The issue of how best to patrol a border can be found in many settings. Important examples include protecting important infrastructure such as airports, preventing the smuggling of illicit items, or defending computers in a network. This thesis contributes to the existing literature by developing two unique models for border patrol.
We begin by introducing a model where a group of smugglers play a game against a single patroller. We investigate how communication and cooperation between the smugglers affect the equilibria in the game. Smugglers are located at different locations along a border and, for each smuggler, a decision is made about whether they will attack. Simultaneously, the patroller chooses one of the locations to defend. Smugglers obtain rewards for making successful attacks, but incur penalty costs if they are caught by the patroller. The reward to an individual smuggler for making a successful attack decreases with the total number of successful attacks made, so that the smugglers obtain diminishing marginal returns as they smuggle larger quantities of items. We define equilibria in three different cases: selfish smugglers without communication, selfish smugglers with communication, and cooperative smugglers. We study the equilibria in each case and establish properties of the associated smuggler and patroller strategies. We show that communication and cooperation both tend to improve the smugglers’ expected returns, while (perhaps counter-intuitively) the smugglers attack less often when they are cooperating than when they are communicating but acting selfishly.

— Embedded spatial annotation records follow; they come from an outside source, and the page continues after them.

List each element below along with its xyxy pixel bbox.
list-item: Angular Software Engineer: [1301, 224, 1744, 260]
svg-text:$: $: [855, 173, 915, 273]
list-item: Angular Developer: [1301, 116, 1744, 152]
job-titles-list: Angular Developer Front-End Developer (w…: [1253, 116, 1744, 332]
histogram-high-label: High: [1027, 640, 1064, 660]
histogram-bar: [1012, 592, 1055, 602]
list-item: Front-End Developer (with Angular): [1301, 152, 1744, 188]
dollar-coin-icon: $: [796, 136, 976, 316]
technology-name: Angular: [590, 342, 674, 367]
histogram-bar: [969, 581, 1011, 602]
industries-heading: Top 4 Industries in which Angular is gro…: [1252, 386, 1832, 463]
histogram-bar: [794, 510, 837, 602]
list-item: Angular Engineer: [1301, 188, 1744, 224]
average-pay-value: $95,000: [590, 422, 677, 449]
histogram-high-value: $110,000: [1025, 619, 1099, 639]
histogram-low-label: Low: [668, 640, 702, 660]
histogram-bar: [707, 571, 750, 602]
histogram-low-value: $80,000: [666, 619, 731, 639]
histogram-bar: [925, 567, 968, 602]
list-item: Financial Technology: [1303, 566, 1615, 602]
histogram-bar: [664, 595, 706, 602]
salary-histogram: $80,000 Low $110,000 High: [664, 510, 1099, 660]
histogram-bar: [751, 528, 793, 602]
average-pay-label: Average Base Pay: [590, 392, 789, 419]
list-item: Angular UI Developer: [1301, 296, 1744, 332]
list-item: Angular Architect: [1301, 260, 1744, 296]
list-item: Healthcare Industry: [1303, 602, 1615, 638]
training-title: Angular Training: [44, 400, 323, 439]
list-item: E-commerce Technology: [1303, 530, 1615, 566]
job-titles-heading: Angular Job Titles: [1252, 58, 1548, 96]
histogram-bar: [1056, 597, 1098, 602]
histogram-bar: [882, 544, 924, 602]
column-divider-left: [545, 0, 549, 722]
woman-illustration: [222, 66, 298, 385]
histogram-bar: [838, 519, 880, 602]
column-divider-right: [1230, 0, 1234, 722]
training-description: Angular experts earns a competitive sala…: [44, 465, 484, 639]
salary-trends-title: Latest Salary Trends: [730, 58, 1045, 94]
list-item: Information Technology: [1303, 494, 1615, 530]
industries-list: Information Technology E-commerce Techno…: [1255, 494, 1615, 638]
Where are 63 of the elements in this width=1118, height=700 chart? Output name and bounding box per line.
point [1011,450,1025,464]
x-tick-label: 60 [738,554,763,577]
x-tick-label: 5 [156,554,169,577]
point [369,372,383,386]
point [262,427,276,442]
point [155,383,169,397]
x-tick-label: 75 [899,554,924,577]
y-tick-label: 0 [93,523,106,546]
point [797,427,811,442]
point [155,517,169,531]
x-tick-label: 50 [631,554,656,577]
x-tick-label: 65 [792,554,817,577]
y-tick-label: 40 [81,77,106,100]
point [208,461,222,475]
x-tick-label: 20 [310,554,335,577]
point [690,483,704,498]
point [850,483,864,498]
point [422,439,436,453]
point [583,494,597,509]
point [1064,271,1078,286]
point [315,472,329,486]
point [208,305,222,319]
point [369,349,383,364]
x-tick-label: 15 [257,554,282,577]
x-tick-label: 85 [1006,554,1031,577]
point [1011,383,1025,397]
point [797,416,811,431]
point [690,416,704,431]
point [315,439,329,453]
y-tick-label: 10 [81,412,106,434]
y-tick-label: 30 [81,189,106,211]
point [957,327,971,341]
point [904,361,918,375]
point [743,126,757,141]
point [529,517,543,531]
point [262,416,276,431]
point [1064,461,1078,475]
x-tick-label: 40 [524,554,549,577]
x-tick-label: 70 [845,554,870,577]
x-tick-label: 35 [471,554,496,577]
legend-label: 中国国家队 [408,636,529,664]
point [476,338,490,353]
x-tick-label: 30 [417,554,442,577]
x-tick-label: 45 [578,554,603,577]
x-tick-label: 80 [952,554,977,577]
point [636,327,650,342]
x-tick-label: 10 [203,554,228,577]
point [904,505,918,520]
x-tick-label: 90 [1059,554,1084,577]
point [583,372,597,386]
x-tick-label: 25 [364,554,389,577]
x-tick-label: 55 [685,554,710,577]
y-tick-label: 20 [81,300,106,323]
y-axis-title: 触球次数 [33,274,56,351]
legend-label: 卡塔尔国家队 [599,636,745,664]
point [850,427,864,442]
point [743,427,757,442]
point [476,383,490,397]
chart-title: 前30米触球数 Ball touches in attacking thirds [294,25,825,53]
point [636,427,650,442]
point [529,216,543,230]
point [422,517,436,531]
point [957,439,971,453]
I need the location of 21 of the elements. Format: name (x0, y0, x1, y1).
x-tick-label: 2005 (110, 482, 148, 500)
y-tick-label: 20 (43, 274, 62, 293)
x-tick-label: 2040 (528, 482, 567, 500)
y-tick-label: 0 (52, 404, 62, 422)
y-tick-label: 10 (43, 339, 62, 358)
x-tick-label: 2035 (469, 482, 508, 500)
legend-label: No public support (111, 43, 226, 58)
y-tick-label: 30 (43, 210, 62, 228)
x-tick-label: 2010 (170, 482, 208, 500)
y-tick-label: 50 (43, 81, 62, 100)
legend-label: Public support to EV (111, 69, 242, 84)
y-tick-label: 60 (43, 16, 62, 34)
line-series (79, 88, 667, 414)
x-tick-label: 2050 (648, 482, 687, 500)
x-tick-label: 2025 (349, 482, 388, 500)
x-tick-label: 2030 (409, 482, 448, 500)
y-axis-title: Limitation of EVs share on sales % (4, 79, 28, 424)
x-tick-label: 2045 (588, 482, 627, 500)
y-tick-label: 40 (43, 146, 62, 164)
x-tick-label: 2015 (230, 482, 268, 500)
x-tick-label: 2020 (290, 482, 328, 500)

Our second model considers a similar problem to the first, but we make some important changes to the game. We simplify the payoff structure of the model, however, we are then able to study a repeated game with inter-temporal dependence. The application of the model is examining a group of cooperating smugglers who make regular attempts to bring small amounts of illicit goods across a border. A single patroller has the goal of preventing the smugglers from doing so, but must pay a cost to travel from one location to another. We model the problem as a two-player stochastic game and look to find the Nash equilibrium to gain insight to real world problems. Our framework extends the literature by assuming that the smugglers choose a continuous quantity of contraband, complicating the analysis of the game. We discuss a number of properties of Nash equilibria, including the aggregation of smugglers, the discount factors of the players, and the equivalence to a zero-sum game. Additionally, we present algorithms to find Nash equilibria that are more computationally efficient than existing methods. We also consider certain assumptions on the parameters of the model that give interesting equilibrium strategies for the players.
Furthermore, we introduce a multiple patroller extension to the second model. The addition of multiple patrollers increases the complexity of the game, and exactly finding Nash equilibria becomes an even more complex task. We describe how we model the multiple patroller extension, and detail why previous methods for the single patroller game no longer apply. Three different techniques to study the game are then discussed. Firstly, we look at a method using subgradient descent to try to find the exact Nash equilibrium in the game. Secondly, we look at two different heuristics for the patroller’s strategy. We first consider the myopic strategy for the patrollers, and then introduce a method of partitioning the border into multiple segments each defended by one patroller. The performance of the heuristics is numerically investigated and used to evaluate the convergence of the subgradient method. Finally, we discuss how reinforcement learning can be applied to our model. We consider two different reinforcement learning approaches, fictitious play and Q-learning, and then provide a numerical analysis of the resulting player behaviours. We conclude with several directions of further work for the multiple patroller problem.